There are few better ways to gauge marketing trends than a look at HubSpot's annual State of Inbound report, which takes the pulse of the people on the front lines of marketing. Ahead are three inbound marketing insights you need to know, inspired by the 2014 State of Inbound report.

Blogging Is BIG

Building a website without including a blog is borderline marketing malpractice, at this point. Content marketing is huge, and it doesn't appear to be slowing down anytime soon. How huge? Marketers who regularly used blogging as a marketing tool were 13 times more likely to generate a positive ROI than those who did not, according to the 2014 State of Inbound report. It's no surprise, as blogging, and content in general, have been key to successful inbound marketing from the beginning.

The difference is that now the stragglers are starting to catch up to the early adapters. That means simply having a blog, while a good start, isn't really enough. Your blog also has to offer real value to your readers. That means different things for different businesses. You can set yourself apart by having a strong voice, showing personality, injecting some humor, and not being afraid to take a position (within reason). If linguistic acrobatics aren't your thing, you can appeal to customers by offering valuable information in an easy-to-digest package. Consider your company's values and your target customers as you shape the direction of your blog.

Want a Bigger Inbound Budget? Bring Proof.

One of the more interesting if unheralded tidbits in this year's report relates to marketing budgets, specifically to employees who are trying to convince management to invest more into inbound.

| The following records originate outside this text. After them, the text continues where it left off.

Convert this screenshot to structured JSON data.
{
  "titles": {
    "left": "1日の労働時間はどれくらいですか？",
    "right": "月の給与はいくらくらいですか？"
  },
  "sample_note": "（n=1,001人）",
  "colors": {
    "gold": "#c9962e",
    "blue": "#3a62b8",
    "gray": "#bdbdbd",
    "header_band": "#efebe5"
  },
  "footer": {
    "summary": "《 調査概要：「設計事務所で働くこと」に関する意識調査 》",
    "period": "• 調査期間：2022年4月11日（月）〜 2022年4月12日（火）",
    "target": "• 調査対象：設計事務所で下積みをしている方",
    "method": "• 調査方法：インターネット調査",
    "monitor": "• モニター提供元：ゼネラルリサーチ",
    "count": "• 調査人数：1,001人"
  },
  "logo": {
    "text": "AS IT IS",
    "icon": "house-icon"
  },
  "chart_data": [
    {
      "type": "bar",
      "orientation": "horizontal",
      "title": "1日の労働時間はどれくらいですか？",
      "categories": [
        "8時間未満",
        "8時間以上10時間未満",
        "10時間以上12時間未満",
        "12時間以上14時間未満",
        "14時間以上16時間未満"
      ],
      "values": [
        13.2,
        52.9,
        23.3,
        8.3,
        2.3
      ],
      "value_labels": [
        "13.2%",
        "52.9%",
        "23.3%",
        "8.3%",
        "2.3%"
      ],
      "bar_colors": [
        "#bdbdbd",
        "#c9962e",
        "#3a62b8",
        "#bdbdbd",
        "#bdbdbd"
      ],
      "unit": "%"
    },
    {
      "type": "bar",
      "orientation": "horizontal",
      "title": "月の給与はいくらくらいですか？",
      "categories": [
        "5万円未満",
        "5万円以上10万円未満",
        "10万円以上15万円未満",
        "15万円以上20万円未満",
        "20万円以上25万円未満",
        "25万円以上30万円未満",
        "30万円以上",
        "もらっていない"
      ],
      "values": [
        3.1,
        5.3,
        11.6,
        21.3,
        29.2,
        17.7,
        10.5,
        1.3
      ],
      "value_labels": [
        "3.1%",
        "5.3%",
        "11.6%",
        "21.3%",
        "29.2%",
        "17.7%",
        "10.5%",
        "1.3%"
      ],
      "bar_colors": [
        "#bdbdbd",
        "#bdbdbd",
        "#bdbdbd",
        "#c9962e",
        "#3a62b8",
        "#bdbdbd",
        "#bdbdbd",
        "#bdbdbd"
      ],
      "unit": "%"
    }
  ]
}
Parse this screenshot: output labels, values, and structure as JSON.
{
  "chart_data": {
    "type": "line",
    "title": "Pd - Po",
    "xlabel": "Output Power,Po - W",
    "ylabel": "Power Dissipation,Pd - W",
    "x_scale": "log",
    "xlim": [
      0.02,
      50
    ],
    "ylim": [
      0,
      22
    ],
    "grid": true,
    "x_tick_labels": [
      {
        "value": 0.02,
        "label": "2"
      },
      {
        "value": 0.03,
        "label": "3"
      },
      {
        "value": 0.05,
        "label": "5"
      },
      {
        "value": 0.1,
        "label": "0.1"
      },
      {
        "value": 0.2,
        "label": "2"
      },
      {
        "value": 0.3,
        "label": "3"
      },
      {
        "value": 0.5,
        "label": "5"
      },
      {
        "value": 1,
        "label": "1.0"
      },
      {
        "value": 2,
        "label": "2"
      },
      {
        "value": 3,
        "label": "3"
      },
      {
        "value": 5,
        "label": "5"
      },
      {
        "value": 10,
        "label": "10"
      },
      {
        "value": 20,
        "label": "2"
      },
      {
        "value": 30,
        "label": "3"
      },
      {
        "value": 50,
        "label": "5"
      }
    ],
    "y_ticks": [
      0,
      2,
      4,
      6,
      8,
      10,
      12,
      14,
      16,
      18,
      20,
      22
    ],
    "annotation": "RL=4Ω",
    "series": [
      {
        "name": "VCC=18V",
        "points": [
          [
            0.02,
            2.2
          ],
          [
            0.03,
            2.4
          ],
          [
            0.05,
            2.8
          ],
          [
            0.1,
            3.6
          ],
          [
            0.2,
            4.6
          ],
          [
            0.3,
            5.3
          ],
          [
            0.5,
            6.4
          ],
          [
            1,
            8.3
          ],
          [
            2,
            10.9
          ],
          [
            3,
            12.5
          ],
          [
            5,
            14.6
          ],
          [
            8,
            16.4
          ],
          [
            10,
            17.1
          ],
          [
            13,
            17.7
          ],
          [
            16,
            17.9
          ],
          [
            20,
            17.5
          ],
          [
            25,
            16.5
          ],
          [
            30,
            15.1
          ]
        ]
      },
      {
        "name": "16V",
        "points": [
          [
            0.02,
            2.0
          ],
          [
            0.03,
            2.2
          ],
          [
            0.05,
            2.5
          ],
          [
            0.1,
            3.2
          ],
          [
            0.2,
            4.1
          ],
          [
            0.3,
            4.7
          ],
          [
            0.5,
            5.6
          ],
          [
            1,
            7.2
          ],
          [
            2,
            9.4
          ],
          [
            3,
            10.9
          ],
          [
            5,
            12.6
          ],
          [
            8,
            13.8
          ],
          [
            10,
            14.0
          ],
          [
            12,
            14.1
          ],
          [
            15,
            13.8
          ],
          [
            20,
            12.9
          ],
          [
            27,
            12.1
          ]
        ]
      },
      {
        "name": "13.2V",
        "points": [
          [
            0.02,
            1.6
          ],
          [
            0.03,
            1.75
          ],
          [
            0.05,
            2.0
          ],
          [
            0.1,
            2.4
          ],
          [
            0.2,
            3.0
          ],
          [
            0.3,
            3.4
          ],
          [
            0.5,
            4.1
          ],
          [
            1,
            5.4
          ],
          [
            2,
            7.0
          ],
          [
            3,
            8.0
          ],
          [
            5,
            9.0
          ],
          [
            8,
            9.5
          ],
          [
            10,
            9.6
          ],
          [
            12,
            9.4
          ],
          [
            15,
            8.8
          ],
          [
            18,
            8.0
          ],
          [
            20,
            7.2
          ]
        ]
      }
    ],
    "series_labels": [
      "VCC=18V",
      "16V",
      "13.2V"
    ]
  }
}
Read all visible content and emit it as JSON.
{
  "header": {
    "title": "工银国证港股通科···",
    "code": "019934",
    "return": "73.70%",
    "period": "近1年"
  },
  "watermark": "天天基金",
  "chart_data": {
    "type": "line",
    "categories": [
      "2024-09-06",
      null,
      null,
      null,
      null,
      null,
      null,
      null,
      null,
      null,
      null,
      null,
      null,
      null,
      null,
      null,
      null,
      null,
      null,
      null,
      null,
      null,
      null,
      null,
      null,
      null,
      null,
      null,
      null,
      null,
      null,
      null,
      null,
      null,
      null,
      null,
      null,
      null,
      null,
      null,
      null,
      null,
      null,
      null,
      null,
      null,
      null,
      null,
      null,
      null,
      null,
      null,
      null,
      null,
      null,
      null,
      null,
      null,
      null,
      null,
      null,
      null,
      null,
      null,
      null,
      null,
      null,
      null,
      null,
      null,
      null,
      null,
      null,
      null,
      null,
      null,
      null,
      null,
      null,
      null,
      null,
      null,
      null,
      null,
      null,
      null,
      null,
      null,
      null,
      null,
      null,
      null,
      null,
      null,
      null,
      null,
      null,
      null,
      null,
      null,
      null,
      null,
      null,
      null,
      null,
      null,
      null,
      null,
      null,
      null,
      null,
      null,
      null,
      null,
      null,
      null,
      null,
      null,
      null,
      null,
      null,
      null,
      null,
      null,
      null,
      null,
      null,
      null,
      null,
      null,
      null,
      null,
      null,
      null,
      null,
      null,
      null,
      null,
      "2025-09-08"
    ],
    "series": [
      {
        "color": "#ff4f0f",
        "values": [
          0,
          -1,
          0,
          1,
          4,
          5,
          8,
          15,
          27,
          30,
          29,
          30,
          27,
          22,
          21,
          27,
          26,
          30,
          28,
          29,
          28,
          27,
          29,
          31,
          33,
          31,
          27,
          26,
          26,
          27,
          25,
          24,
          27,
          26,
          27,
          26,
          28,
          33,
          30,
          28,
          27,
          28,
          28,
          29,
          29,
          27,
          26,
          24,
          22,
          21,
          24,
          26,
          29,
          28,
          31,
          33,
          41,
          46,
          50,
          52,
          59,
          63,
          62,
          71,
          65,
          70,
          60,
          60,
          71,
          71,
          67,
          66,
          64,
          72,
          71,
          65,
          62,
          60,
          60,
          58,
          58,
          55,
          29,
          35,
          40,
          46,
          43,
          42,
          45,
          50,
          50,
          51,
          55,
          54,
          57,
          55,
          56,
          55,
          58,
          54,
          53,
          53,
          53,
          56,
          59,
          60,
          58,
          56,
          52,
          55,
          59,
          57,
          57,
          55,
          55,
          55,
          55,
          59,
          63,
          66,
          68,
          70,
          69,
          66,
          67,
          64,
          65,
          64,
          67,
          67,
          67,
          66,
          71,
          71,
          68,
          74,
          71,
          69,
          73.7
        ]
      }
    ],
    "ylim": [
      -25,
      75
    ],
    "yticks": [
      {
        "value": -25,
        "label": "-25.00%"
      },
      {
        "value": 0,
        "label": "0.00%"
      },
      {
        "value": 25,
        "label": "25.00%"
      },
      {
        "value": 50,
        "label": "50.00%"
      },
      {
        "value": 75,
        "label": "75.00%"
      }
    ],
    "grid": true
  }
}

First off, the number one reason that inbound budgets shrink is the economy, which dwarfed every other reason in the survey. That's important because it shows that downturns in inbound marketing budgets are tied more to uncontrollable outside factors than the viability of inbound itself.

Now, let's say you're trying to convince the higher-ups to devote more money to inbound. You could come in with an artful, enthusiastic pitch, but you might be wasting your breath. Over 50 percent of respondents said that proving inbound's value with hard data is the way to a bigger budget. Ideally, you can pull this data from recent inbound projects at your current company. Start small if you have to. The important thing is demonstrating results.

Inbound Isn't Just for B2C

Inbound relies heavily on content marketing and social media for success, two avenues that most people associate more with B2C marketing than B2B or non-profit. On the surface, it makes sense. Are B2B decision-makers really looking to blogs and social for information? As it turns out, yes they are. If a Google result appears to have the information they're looking for, then they'll click it regardless of whether it leads to Facebook, your blog, or just about anywhere else.

The proof is in the numbers. In the 2014 report, 50 percent of all marketers reported that inbound was their primary method of lead-generation. That includes B2B, B2C, and non-profit. The next closest competitor, traditional outbound marketing, checked in around 20 percent. The large gap basically holds across the board, too, B2B included.

Growth is one trend that shows up across HubSpot's 2014 State of Inbound report, almost everywhere you look. Inbound is growing each year, usually in big leaps rather than small steps. It's growing because it works. It just happens to work best with a blog and a budget. If you're looking for more, check out the report for yourself. It's required reading for a nyone who takes their marketing seriously.